The latest data from CheckMate 577 (NCT02743494) provide robust evidence supporting adjuvant nivolumab for patients with non-pCR esophageal cancer following nCRT. The trial demonstrated a doubling of median DFS and clinically meaningful improvements in DMFS. While the 5-year OS rates (46% vs. 41%, HR 0.85, P=0.1064) did not reach statistical significance, the results remain clinically important.

However, three key contradictions need resolution:

1. OS not statistically significant: Likely influenced by the 60% crossover rate in the placebo arm; real-world validation of survival benefit is crucial.
2. Limited scope of the study population: The trial only evaluated nCRT-treated patients; it’s unclear whether patients treated with chemotherapy or investigational immunotherapy combinations would derive similar benefits.

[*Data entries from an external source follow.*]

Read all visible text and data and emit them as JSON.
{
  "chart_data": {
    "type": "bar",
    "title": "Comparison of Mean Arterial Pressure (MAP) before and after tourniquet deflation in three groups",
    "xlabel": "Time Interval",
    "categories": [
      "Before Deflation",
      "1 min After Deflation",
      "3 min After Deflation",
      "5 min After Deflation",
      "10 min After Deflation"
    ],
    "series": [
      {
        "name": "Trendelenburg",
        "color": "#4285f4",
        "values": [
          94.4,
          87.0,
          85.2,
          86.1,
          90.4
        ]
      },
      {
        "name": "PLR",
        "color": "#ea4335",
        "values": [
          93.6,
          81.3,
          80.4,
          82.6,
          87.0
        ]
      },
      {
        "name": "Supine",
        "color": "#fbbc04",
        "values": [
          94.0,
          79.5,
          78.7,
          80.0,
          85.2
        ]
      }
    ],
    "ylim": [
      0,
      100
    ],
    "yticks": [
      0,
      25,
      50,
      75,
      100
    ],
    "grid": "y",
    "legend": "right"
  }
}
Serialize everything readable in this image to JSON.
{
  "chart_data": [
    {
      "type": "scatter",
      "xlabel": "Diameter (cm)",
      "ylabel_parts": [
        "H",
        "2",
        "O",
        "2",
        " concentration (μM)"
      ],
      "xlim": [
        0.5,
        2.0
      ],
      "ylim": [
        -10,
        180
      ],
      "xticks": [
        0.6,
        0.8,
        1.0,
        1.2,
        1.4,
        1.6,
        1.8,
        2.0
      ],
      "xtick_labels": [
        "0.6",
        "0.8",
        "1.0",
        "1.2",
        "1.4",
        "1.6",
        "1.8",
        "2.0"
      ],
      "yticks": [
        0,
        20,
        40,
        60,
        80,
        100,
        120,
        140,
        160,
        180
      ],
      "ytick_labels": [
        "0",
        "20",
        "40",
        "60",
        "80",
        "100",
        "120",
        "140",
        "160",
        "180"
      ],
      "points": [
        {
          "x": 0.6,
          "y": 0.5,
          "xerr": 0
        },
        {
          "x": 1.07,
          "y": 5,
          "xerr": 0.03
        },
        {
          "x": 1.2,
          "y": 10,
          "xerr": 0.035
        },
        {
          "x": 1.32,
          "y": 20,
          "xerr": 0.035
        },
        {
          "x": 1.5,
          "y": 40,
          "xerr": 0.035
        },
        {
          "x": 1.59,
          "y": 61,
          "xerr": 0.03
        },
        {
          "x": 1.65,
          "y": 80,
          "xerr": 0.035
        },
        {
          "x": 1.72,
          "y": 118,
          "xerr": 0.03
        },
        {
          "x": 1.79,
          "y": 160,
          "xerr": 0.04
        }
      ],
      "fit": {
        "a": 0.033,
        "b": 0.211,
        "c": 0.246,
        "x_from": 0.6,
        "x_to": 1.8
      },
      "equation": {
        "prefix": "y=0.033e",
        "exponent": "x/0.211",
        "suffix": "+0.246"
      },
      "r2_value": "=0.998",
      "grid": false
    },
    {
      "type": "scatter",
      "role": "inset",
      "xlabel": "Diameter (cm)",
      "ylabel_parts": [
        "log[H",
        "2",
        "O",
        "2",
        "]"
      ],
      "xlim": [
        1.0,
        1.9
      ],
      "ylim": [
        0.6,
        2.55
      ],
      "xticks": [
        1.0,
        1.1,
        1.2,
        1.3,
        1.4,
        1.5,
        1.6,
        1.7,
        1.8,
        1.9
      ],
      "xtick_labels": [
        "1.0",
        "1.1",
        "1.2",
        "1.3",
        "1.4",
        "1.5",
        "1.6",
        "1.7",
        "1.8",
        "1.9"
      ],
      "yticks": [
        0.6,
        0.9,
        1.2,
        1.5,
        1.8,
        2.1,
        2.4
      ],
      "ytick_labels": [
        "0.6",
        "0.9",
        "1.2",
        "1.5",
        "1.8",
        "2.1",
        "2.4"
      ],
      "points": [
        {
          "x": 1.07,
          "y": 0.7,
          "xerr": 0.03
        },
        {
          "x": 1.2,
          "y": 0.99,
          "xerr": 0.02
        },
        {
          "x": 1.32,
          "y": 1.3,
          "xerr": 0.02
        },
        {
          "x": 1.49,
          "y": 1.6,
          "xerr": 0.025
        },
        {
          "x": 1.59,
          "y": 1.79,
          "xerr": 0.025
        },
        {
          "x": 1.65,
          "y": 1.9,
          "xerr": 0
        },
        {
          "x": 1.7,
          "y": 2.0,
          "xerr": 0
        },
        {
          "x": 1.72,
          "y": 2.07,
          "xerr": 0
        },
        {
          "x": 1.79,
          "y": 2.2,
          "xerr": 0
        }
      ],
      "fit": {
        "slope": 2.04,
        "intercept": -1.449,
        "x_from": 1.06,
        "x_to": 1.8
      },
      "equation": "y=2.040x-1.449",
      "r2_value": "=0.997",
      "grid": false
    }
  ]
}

3. Lack of biomarkers for patient selection: Without precise predictive markers, there is a risk of overtreating low-risk patients while undertreating high-risk individuals. Incorporating minimal residual disease (MRD) detection technologies may help assess recurrence risk and guide personalized treatment decisions, shifting from population-based standards toward precision oncology.